2.                  The respondent shall file and serve an answer to the allegations listed in paragraph 1 of this order within 21 days following the date of this order. The answer shall

(a)               specifically admit, deny, or explain each fact alleged in the complaint, except if the respondent states it is without knowledge of the fact, that statement will operate as a denial; and

(b)               assert any affirmative defenses that are claimed to exist in the matter.
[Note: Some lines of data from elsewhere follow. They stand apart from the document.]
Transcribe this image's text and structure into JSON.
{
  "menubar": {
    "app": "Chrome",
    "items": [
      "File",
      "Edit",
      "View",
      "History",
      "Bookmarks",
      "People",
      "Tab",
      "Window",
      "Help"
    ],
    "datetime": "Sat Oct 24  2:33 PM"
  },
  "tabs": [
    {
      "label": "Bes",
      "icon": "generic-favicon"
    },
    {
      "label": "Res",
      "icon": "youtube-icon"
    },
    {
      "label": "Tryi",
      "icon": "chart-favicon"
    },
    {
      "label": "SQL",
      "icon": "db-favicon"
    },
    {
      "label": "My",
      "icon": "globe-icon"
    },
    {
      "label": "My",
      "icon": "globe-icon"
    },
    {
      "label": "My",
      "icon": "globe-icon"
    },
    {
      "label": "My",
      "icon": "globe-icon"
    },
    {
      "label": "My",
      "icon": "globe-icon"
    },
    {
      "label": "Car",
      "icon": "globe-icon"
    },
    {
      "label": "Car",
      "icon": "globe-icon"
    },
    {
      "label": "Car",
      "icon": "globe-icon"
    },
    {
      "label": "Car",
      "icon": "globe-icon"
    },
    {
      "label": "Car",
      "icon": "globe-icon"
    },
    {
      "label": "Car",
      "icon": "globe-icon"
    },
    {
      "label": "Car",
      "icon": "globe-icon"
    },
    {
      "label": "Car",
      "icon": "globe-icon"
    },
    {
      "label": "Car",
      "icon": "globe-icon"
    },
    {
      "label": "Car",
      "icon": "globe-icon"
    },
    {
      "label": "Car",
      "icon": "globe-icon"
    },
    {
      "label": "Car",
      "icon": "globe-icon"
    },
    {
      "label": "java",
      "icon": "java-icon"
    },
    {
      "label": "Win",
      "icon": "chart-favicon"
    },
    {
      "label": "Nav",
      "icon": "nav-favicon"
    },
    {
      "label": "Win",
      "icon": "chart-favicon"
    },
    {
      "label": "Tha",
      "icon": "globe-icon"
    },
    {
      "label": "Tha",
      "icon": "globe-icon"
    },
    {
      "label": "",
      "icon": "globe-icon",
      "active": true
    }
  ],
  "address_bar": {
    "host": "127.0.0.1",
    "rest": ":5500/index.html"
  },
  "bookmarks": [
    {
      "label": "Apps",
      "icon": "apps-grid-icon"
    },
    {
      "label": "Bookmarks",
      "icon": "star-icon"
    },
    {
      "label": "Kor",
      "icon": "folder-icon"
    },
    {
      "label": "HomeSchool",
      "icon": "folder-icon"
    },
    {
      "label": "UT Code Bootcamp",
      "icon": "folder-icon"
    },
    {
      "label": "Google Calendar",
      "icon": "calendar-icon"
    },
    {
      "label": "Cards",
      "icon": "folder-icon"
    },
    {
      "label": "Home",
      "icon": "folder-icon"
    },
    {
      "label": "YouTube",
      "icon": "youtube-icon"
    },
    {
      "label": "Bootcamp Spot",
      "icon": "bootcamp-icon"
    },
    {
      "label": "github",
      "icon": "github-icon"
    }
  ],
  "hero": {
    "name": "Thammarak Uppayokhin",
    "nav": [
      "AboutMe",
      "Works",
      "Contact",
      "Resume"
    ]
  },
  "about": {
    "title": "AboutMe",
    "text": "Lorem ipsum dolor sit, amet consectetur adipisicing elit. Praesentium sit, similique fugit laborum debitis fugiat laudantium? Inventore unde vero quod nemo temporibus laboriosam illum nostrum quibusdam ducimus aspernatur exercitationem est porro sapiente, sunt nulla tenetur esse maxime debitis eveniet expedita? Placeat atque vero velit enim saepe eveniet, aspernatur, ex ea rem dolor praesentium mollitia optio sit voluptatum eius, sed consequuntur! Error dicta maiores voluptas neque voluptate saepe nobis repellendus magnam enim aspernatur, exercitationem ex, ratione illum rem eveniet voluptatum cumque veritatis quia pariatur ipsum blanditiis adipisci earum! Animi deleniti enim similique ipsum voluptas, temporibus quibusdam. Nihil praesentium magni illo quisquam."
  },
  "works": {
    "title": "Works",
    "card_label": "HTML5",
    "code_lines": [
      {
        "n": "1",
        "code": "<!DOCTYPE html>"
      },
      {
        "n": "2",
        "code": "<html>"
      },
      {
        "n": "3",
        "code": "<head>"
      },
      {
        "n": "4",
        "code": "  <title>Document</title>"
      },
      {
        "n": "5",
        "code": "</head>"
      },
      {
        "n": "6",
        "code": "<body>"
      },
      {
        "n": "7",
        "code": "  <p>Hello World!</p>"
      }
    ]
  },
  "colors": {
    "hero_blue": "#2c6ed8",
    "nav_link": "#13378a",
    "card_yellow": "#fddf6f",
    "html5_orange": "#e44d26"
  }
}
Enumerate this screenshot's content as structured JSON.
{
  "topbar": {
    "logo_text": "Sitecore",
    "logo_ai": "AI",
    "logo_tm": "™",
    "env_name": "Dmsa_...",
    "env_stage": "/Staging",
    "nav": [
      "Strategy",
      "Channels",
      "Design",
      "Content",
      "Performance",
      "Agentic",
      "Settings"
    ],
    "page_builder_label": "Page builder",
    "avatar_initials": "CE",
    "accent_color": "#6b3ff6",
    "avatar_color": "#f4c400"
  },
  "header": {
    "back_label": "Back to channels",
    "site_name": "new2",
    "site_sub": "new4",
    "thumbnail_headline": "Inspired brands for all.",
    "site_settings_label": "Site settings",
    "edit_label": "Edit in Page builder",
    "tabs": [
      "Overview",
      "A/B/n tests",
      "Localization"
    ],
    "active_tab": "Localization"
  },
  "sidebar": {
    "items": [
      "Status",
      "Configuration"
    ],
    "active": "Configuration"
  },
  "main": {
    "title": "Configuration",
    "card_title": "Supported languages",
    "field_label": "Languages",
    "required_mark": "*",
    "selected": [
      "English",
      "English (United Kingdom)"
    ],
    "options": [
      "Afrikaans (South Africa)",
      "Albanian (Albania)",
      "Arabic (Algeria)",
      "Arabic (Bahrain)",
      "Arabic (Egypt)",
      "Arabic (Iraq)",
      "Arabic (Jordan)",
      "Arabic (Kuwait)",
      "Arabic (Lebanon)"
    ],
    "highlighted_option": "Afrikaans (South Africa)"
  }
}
The answer shall be filed and served in accordance with WAC 391-08-120. Except for good cause shown, if the respondent fails to file a timely answer or to file an answer that specifically denies or explains facts alleged in the complaint, the respondent will be deemed to have admitted and waived its right to a hearing on those facts. WAC 391‑45‑210.

3.                  The allegation of the complaint concerning unilateral change regarding the union having access to the premises is DISMISSED for failure to state a cause of action.

ISSUED at Olympia, Washington, this  9th  day of September, 2021.

PUBLIC EMPLOYMENT RELATIONS COMMISSION

Emily K. Whitney, Unfair Labor Practice Administrator

Paragraph 3 of this order will be the final order of the agency on any defective allegations, unless a notice of appeal is filed with the Commission under WAC 391-45-350.



[1]             At this stage of the proceedings, all of the facts alleged in the complaint or amended complaint are assumed to be true and provable. The question at hand is whether, as a matter of law, the complaint states a claim for relief available through unfair labor practice proceedings before the Public Employment Relations Commission.